October 13th, 2008 at 10:24 am
When time tracking is introduced to any enviroment, such as expedia, it is immediately interpreted as a way for your manager, or whoever to keep track of you. I think that we are human and that is an understandable reaction. Interesting for me, for the first time in my professional career I work for a company that is all billbable time, so whether I am doing FedEx, or helping with an RFP, I need to keep track of where I spend all of time so that my company can bill for it. What is awesome to me is that an administrative position like mine, would be assumed as OverHead, but because my PM’s trust me and think I do good work, I am 75% billable to actual client work that we get paid for. My point being, is that even the President of the company is logging time because this is how WE make money, it’s not just for the hell of it, because if we didn’t……well, we wouldn’t be here. I feel good about filling out my time card because it makes me feel accomplished. I don’t know how much sense I make but this is what I think:)

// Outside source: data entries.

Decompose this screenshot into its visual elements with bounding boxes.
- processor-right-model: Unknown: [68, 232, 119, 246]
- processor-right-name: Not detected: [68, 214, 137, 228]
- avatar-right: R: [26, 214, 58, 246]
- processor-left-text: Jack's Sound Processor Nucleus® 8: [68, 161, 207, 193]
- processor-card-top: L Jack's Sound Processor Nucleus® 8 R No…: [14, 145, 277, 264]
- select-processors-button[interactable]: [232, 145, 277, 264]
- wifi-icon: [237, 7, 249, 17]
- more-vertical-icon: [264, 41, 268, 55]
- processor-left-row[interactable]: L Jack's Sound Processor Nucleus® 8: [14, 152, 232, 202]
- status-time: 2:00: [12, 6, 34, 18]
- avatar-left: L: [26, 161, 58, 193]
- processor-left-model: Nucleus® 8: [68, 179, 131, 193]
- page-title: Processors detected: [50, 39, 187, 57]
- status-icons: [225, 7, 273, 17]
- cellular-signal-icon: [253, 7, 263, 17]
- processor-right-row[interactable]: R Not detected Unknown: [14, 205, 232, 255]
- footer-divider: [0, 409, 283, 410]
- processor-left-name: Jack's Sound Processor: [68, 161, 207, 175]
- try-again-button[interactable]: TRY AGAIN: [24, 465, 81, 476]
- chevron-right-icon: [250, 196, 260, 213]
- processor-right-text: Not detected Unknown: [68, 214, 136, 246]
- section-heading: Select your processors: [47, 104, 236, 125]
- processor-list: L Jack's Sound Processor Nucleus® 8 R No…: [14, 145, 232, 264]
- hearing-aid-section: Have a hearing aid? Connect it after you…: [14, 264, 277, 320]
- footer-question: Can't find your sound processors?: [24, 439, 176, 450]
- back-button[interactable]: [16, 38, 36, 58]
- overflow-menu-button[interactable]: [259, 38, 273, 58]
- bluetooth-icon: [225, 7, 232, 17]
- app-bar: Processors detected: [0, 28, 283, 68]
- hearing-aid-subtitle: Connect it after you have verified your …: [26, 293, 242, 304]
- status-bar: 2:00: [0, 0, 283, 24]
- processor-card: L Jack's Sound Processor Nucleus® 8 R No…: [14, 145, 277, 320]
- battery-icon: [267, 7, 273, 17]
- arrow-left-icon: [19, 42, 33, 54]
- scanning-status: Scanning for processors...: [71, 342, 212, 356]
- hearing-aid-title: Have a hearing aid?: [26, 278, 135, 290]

November 3rd, 2008 at 2:36 pm
We need a timecard solution. We currently use openOffice spreadsheets. It works, but is a real pain.
An important feature is quickbooks export. There is a standard text file format that can import hours.
Also, I would expect Intuit to be receptive to creating an API if you want something fancier - especially if it hooks people on quickbooks.
Another important feature is that Timecards are *not* the same as invoicing. Sometimes a worker will spend 6 hours on a task, and I will only want to bill the client for 3 hours depending on how things went. I still want to track the 6 hours, for paying the worker, but I want to to be able to independantly control how much the client sees. This could be done with an external tool if you export the data in a standard format, but just keep in mind that sometimes the client shouldn’t see the actual hours.
naturall, it should be possible to export the data in multiple useful formats (csv, Restful Api, xml, etc). There’s so much customization required here, it would be good to be flexible and allow people to build glue applications.
November 3rd, 2008 at 2:38 pm
BTW, it’s awesome that you allow comments here without creating a login.
I don’t like creating accounts at every site I visit (I have propbably 50 logins), so it’s usually a barrier, and I often don’t comment.
November 12th, 2008 at 2:01 am
Thanks for the note Jeremy. We run Kismet anti-spam on the blog so serious comments like yours get through easy and the spam doesn’t. So we can keep it simple.
I believe we are on track with what you are asking. We won’t do invoicing, our focus is on getting great integration with the LiquidPlanner plan and timesheets, then getting the data out.
December 5th, 2008 at 3:47 pm
We have a need for a timecard solution for use by contractors who work on an hourly basis. Is there any information you can share regarding when this feature may be available?